Revisiting Parameter-Efficient Tuning: Are We Really There Yet?
This work critically assesses PETuning methods, revealing reliability problems that could mislead practitioners in NLP, making it an incremental but important correction.
The authors re-examined Parameter-Efficient Tuning (PETuning) methods for pretrained language models and found that under a fair evaluation protocol, PETuning does not consistently match finetuning performance in medium- and high-resource settings, with instability issues identified.

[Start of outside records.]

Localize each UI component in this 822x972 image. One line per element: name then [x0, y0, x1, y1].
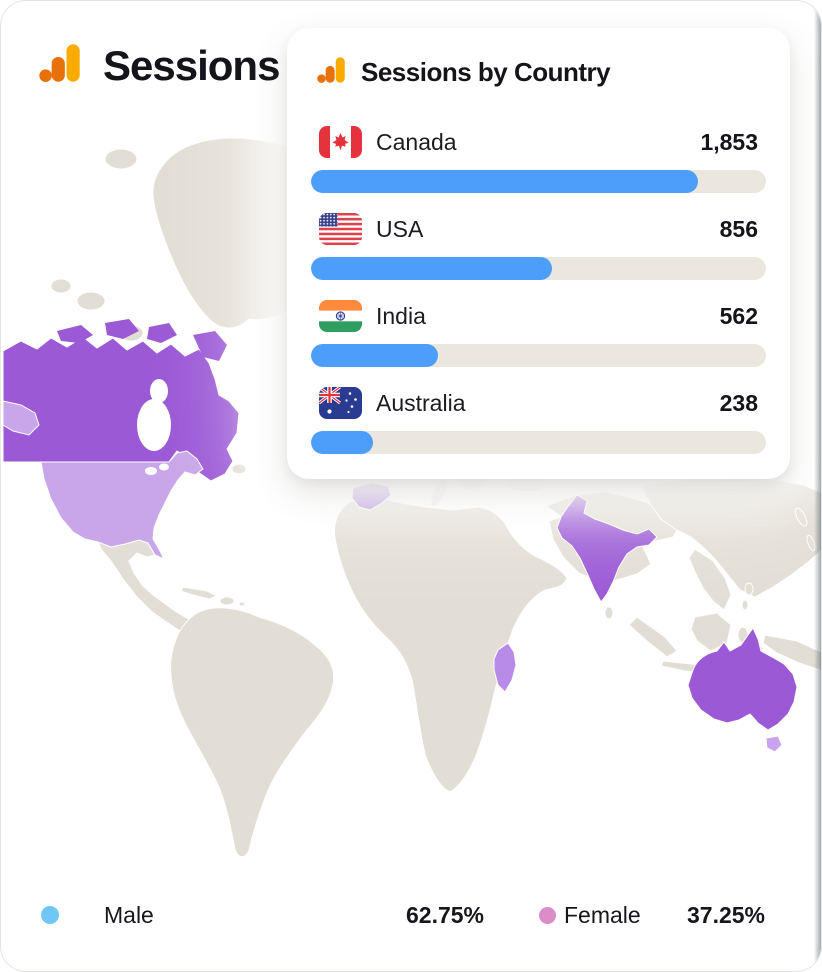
country-value: 856 [719, 215, 758, 242]
country-value: 1,853 [700, 128, 758, 155]
country-value: 238 [719, 389, 758, 416]
country-row-australia: Australia 238 [311, 387, 766, 454]
canada-flag-icon [319, 126, 362, 158]
country-label: USA [376, 215, 424, 242]
analytics-icon [317, 55, 347, 90]
progress-track [311, 170, 766, 193]
card-title: Sessions by Country [361, 56, 611, 87]
map-south-america [170, 607, 335, 858]
male-legend-label: Male [104, 902, 154, 928]
map-africa [334, 497, 568, 793]
australia-flag-icon [319, 387, 362, 419]
country-label: India [376, 302, 426, 329]
male-legend-value: 62.75% [405, 902, 484, 928]
country-label: Australia [376, 389, 466, 416]
country-row-usa: USA 856 [311, 213, 766, 280]
progress-fill [311, 431, 373, 454]
map-middle-east [544, 491, 682, 543]
map-tasmania [765, 735, 783, 753]
card-header: Sessions by Country [311, 56, 766, 88]
map-canada [2, 336, 240, 482]
sessions-by-country-card: Sessions by Country Canada 1,853 [287, 28, 790, 479]
map-madagascar [493, 642, 517, 693]
map-asia [640, 476, 821, 598]
country-label: Canada [376, 128, 457, 155]
page-header: Sessions [39, 41, 280, 90]
map-indochina [688, 548, 732, 611]
map-cuba [180, 586, 219, 600]
progress-fill [311, 344, 439, 367]
frame-edge-shadow [814, 1, 821, 971]
map-spain [351, 482, 392, 511]
country-row-india: India 562 [311, 300, 766, 367]
map-arabia [548, 512, 652, 582]
female-legend-value: 37.25% [686, 902, 765, 928]
progress-fill [311, 257, 553, 280]
usa-flag-icon [319, 213, 362, 245]
map-mexico [97, 539, 234, 664]
map-india [556, 494, 658, 603]
female-legend-dot [539, 907, 556, 924]
map-alaska [2, 400, 40, 436]
map-australia [687, 627, 798, 731]
country-row-canada: Canada 1,853 [311, 126, 766, 193]
male-legend-dot [41, 906, 59, 924]
page-title: Sessions [103, 41, 280, 89]
progress-track [311, 257, 766, 280]
map-usa [40, 450, 204, 561]
india-flag-icon [319, 300, 362, 332]
map-hudson-bay [137, 399, 171, 451]
analytics-logo-icon [39, 41, 83, 90]
country-value: 562 [719, 302, 758, 329]
progress-track [311, 344, 766, 367]
progress-track [311, 431, 766, 454]
map-canada-islands [57, 319, 227, 361]
female-legend-label: Female [564, 902, 641, 928]
progress-fill [311, 170, 698, 193]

Parameter-Efficient Tuning (PETuning) methods have been deemed by many as the new paradigm for using pretrained language models (PLMs). By tuning just a fraction amount of parameters comparing to full model finetuning, PETuning methods claim to have achieved performance on par with or even better than finetuning. In this work, we take a step back and re-examine these PETuning methods by conducting the first comprehensive investigation into the training and evaluation of them. We found the problematic validation and testing practice in current studies, when accompanied by the instability nature of PETuning methods, has led to unreliable conclusions. When being compared under a truly fair evaluation protocol, PETuning cannot yield consistently competitive performance while finetuning remains to be the best-performing method in medium- and high-resource settings. We delve deeper into the cause of the instability and observed that the number of trainable parameters and training iterations are two main factors: reducing trainable parameters and prolonging training iterations may lead to higher stability in PETuning methods.